Armed with these reflections, he advanced boldly from his corner; but he had not taken above a couple of steps before a hand was laid upon his arm. He turned and beheld a lady cast in a very large mould and with somewhat stately features, but bearing no mark of severity in her looks.

"I see that you are a very self-confident lady-killer," said she; "for you make yourself expected. But I was determined to meet you. When a woman has once so far forgotten herself as to make the first advance, she has long ago left behind her all considerations of petty pride."

Silas was overwhelmed by the size and attractions of his correspondent and the suddenness with which she had fallen upon him. But she soon set him at his ease. She was very towardly and lenient in her behaviour; she led him on to make pleasantries, and then applauded him to the echo; and in a very short time, between blandishments and a liberal exhibition of warm brandy, she had not only induced him to fancy himself in love, but to declare his passion with the greatest vehemence.

"Alas!" she said; "I do not know whether I ought not to deplore this moment, great as is the pleasure you give me by your words. Hitherto I was alone to suffer; now, poor boy, there will be two. I am not my own mistress. I dare not ask you to visit me at my own house, for I am watched by jealous eyes. Let me see," she added; "I am older than you, although so much weaker; and while I trust in your courage and determination, I must employ my own knowledge of the world for our mutual benefit. Where do you live?"

He told her that he lodged in a furnished hotel, and named the street and number.

She seemed to reflect for some minutes, with an effort of mind.

"I see," she said at last. "You will be faithful and obedient, will you not?"

Silas assured her eagerly of his fidelity.

"To-morrow night, then," she continued, with an encouraging smile, "you must remain at home all the evening; and if any friends should visit you, dismiss them at once on any pretext that most readily presents itself. Your door is probably shut by ten?" she asked.

"By eleven," answered Silas.

"At a quarter past eleven," pursued the lady, "leave the house. Merely cry for the door to be opened, and be sure you fall into no talk with the porter, as that might ruin everything. Go straight to the corner where the Luxembourg Gardens join the Boulevard; there you will find me waiting you. I trust you to follow my advice from point to point: and remember, if you fail me in only one particular, you will bring the sharpest trouble on a woman whose only fault is to have seen and loved you."

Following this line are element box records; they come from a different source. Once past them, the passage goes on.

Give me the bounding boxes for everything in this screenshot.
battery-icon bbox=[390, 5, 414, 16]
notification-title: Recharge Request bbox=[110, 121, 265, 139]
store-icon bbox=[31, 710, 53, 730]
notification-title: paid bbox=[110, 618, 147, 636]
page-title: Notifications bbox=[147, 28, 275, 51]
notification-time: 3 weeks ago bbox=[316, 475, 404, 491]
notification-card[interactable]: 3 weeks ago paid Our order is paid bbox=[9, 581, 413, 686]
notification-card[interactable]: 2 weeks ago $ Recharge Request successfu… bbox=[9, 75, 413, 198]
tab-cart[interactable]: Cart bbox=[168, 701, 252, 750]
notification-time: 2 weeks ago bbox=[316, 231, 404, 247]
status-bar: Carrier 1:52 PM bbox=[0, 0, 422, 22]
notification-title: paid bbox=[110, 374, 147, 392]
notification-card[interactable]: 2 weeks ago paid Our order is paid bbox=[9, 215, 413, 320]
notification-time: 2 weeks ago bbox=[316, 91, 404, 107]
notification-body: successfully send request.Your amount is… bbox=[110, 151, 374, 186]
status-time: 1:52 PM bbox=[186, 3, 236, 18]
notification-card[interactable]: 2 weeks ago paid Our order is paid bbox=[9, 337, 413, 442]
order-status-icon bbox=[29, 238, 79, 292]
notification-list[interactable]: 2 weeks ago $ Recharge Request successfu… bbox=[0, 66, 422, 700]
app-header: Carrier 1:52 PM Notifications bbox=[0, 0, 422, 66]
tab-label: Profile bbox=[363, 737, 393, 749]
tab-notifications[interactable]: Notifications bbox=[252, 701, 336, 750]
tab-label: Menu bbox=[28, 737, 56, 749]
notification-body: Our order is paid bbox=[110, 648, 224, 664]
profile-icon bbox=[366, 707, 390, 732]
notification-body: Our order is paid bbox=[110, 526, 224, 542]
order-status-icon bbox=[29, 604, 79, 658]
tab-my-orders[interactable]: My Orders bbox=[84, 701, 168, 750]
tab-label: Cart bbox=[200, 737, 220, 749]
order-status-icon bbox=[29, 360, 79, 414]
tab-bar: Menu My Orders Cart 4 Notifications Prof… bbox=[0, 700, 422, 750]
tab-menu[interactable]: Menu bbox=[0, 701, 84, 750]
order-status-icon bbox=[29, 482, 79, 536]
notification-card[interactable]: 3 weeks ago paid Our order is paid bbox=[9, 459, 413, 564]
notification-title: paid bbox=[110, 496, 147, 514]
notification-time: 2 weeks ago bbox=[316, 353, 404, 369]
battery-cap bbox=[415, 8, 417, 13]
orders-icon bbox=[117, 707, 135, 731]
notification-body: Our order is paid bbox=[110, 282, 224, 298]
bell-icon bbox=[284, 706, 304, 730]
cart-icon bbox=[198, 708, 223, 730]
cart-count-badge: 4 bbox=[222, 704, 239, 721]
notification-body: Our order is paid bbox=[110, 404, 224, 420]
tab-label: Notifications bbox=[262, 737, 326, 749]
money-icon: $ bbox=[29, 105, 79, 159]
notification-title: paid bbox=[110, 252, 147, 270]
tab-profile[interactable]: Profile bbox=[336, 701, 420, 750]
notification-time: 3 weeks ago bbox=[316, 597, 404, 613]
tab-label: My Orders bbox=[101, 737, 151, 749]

"I cannot see the use of all these instructions," said Silas.

"I believe you are already beginning to treat me as a master," she cried, tapping him with her fan upon the arm. "Patience, patience! that should come in time. A woman loves to be obeyed at first, although afterwards she finds her pleasure in obeying. Do as I ask you, for Heaven's sake, or I will answer for nothing. Indeed, now I think of it," she added, with the manner of one who has just seen further into a difficulty, "I find a better plan of keeping importunate visitors away. Tell the porter to admit no one for you, except a person who may come that night to claim a debt; and speak with some feeling, as though you feared the interview, so that he may take your words in earnest."

"I think you may trust me to protect myself against intruders," he said, not without a little pique.

"That is how I should prefer the thing arranged," she answered coldly. "I know you men; you think nothing of a woman's reputation."

Silas blushed and somewhat hung his head; for the scheme he had in view had involved a little vain-glorying before his acquaintances.